- Published: 27/05/2022
It’s a big step for a secondary school maths department to change direction. Going into the unknown can feel risky, especially when children’s education is at stake. But that’s just what teachers and leaders at Queen Katharine Academy in Peterborough did back in 2018. That was when they began working with Cambridge Maths Hub to learn about, and introduce, teaching for mastery approaches to their curriculum and teaching. Four years on, the headteacher, Lynn Mayes, confidently concludes that the move has been a success. It’s brought priceless benefits, she says.
Timeline - four years of incremental change
2018/19 – The department joins a Teaching for Mastery Work Group, led by a Mastery Specialist, focusing largely on KS3, and also a separate Work Group looking at challenging topics at GCSE
2019/20 – The Key Stage 3 maths lead, Steph Anderson, joins an NCETM programme to train as a Mastery Specialist
2020/21 – Steph works on mastery within the department, while colleagues attend other Maths Hub Work Groups (Mathematical Thinking, and Years 5-8 Continuity)
2021/22 – While the maths department continue developing, Steph starts supporting other local schools in mastery.
The headteacher’s perspective
Headteacher Lynn Mayes admits she was initially apprehensive about letting teachers in the maths department out of school to attend Maths Hub Work Group sessions, but, once she learnt more about the principles of mastery, her fears went away:
The whole pedagogical approach, that everyone can achieve in maths, fits in with our values. We see ourselves as an inclusive centre of educational excellence.
And as the school’s participation deepened, Lynn increasingly saw the benefits:
The really high-quality CPD [via the Maths Hub] makes such a difference to outcomes and children’s engagement with learning. The benefits of that CPD which members of staff bring back in to develop the quality of teaching and learning in school is absolutely priceless.

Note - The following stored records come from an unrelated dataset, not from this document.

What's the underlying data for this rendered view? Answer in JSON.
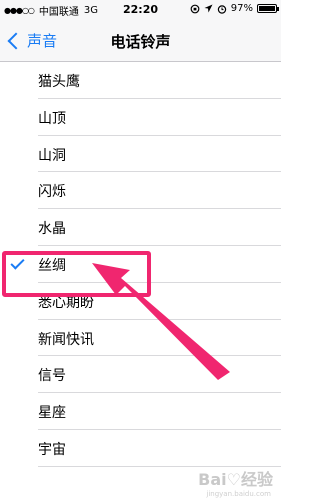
{
  "status_bar": {
    "signal": "●●●○○",
    "carrier": "中国联通",
    "network": "3G",
    "time": "22:20",
    "battery_percent": "97%",
    "battery_level": 0.97
  },
  "nav": {
    "back_label": "声音",
    "title": "电话铃声"
  },
  "ringtones": [
    {
      "label": "猫头鹰",
      "selected": false
    },
    {
      "label": "山顶",
      "selected": false
    },
    {
      "label": "山洞",
      "selected": false
    },
    {
      "label": "闪烁",
      "selected": false
    },
    {
      "label": "水晶",
      "selected": false
    },
    {
      "label": "丝绸",
      "selected": true
    },
    {
      "label": "悉心期盼",
      "selected": false
    },
    {
      "label": "新闻快讯",
      "selected": false
    },
    {
      "label": "信号",
      "selected": false
    },
    {
      "label": "星座",
      "selected": false
    },
    {
      "label": "宇宙",
      "selected": false
    }
  ],
  "watermark": {
    "text": "Bai♡经验",
    "sub": "jingyan.baidu.com"
  },
  "colors": {
    "accent": "#1a7cf4",
    "annotation": "#f0266f"
  }
}
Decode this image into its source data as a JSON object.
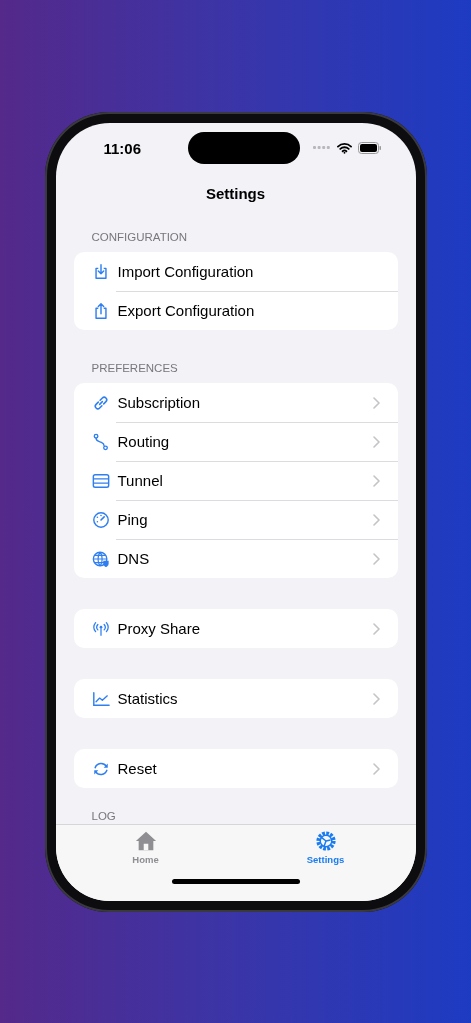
{
  "status_bar": {
    "time": "11:06"
  },
  "nav": {
    "title": "Settings"
  },
  "sections": [
    {
      "header": "CONFIGURATION",
      "rows": [
        {
          "label": "Import Configuration",
          "kind": "import",
          "chevron": false
        },
        {
          "label": "Export Configuration",
          "kind": "export",
          "chevron": false
        }
      ]
    },
    {
      "header": "PREFERENCES",
      "rows": [
        {
          "label": "Subscription",
          "kind": "link",
          "chevron": true
        },
        {
          "label": "Routing",
          "kind": "route",
          "chevron": true
        },
        {
          "label": "Tunnel",
          "kind": "server",
          "chevron": true
        },
        {
          "label": "Ping",
          "kind": "gauge",
          "chevron": true
        },
        {
          "label": "DNS",
          "kind": "globe",
          "chevron": true
        }
      ]
    },
    {
      "rows": [
        {
          "label": "Proxy Share",
          "kind": "antenna",
          "chevron": true
        }
      ]
    },
    {
      "rows": [
        {
          "label": "Statistics",
          "kind": "chart",
          "chevron": true
        }
      ]
    },
    {
      "rows": [
        {
          "label": "Reset",
          "kind": "sync",
          "chevron": true
        }
      ]
    },
    {
      "header": "LOG"
    }
  ],
  "tabs": [
    {
      "label": "Home",
      "kind": "home",
      "selected": false
    },
    {
      "label": "Settings",
      "kind": "gear",
      "selected": true
    }
  ]
}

Such has been Lynn’s conversion to the mastery approach that she now plans to extend it across the school:
The pedagogical approach should go beyond maths… We’ve already established links to science and there are plans to move it into other departments as well.

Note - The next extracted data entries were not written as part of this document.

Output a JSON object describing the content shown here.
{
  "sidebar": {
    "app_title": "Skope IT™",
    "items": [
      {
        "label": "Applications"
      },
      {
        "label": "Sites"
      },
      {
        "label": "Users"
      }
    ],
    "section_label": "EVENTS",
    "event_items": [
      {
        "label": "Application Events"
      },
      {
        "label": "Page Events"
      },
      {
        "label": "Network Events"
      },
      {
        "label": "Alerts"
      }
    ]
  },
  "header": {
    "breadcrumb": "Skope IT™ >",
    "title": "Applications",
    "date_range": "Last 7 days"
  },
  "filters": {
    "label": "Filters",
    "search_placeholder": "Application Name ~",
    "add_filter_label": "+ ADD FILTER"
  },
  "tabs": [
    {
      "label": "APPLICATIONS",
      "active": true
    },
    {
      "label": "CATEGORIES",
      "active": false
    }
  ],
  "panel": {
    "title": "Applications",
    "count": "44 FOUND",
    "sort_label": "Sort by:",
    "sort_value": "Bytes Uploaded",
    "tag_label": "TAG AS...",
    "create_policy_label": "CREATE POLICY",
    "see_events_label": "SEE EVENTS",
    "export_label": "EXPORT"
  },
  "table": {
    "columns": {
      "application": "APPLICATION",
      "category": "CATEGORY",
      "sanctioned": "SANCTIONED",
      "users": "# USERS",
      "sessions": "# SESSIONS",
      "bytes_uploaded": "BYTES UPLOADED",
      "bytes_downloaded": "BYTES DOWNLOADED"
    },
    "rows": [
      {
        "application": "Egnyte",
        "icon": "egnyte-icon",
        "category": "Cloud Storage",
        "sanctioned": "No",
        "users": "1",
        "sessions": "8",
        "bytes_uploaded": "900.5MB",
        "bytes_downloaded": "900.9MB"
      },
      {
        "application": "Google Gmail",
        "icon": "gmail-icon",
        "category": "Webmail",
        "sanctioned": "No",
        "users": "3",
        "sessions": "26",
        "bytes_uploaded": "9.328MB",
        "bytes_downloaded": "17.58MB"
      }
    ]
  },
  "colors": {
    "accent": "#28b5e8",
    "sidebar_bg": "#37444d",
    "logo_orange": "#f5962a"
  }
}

The school’s Mastery Specialist’s perspective
Steph Anderson has been the key agent of change within the school. But she gives credit to colleagues she first encountered at Cambridge Maths Hub for providing the initial catalyst for her own professional development:
There are colleagues at the Maths Hub who just have the ability to inspire and to teach amazingly.

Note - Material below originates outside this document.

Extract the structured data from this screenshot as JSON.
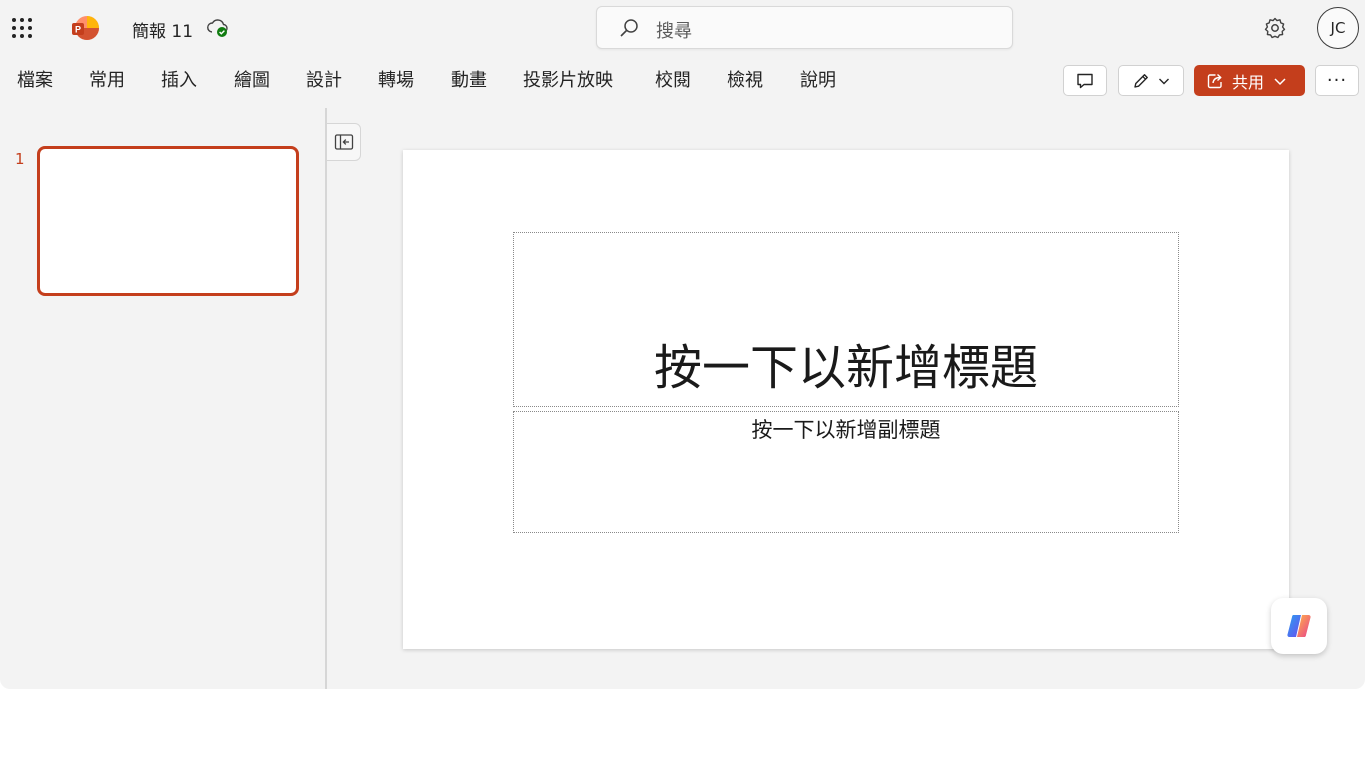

Throughout the years of development, Steph was supported by her head of department:
The head of department was the driving force behind getting the buy-in from colleagues, saying this is absolutely the direction we want to go in. He left me the detail of planning and delivering the CPD. It was great to have the support, but also the freedom to take risks with what I’d learnt as part of the mastery programme.
Over time, both the maths curriculum and the teaching approach changed:
We were quite geared… to teaching students memory aids, exam techniques and knowledge, and not so much work on mathematical thinking… or making connections between different areas of maths. But since we moved to a teaching for mastery approach, there are lots of opportunities for interleaving, making connections and developing students’ understanding.
One of the biggest impacts on students that Steph has seen is in the attitudes of those students who, historically, have been low attainers:
That feeling that these students have always had is of ‘I’m no good and maths’ and ‘I can’t do maths’, and their parents feel that way as well. They kind of forget about that… and have a belief that they can achieve. They feel success, and that success breeds motivation.
Steph now feels the department has reached a stage where she no longer needs to ‘sell’ mastery herself:
We’ve got the excitement; we’ve got the buy-in; there’s a buzz and a real excitement about mastery and how that can have an impact on our students. Now we’re going to put some more structure [into how the department works with mastery].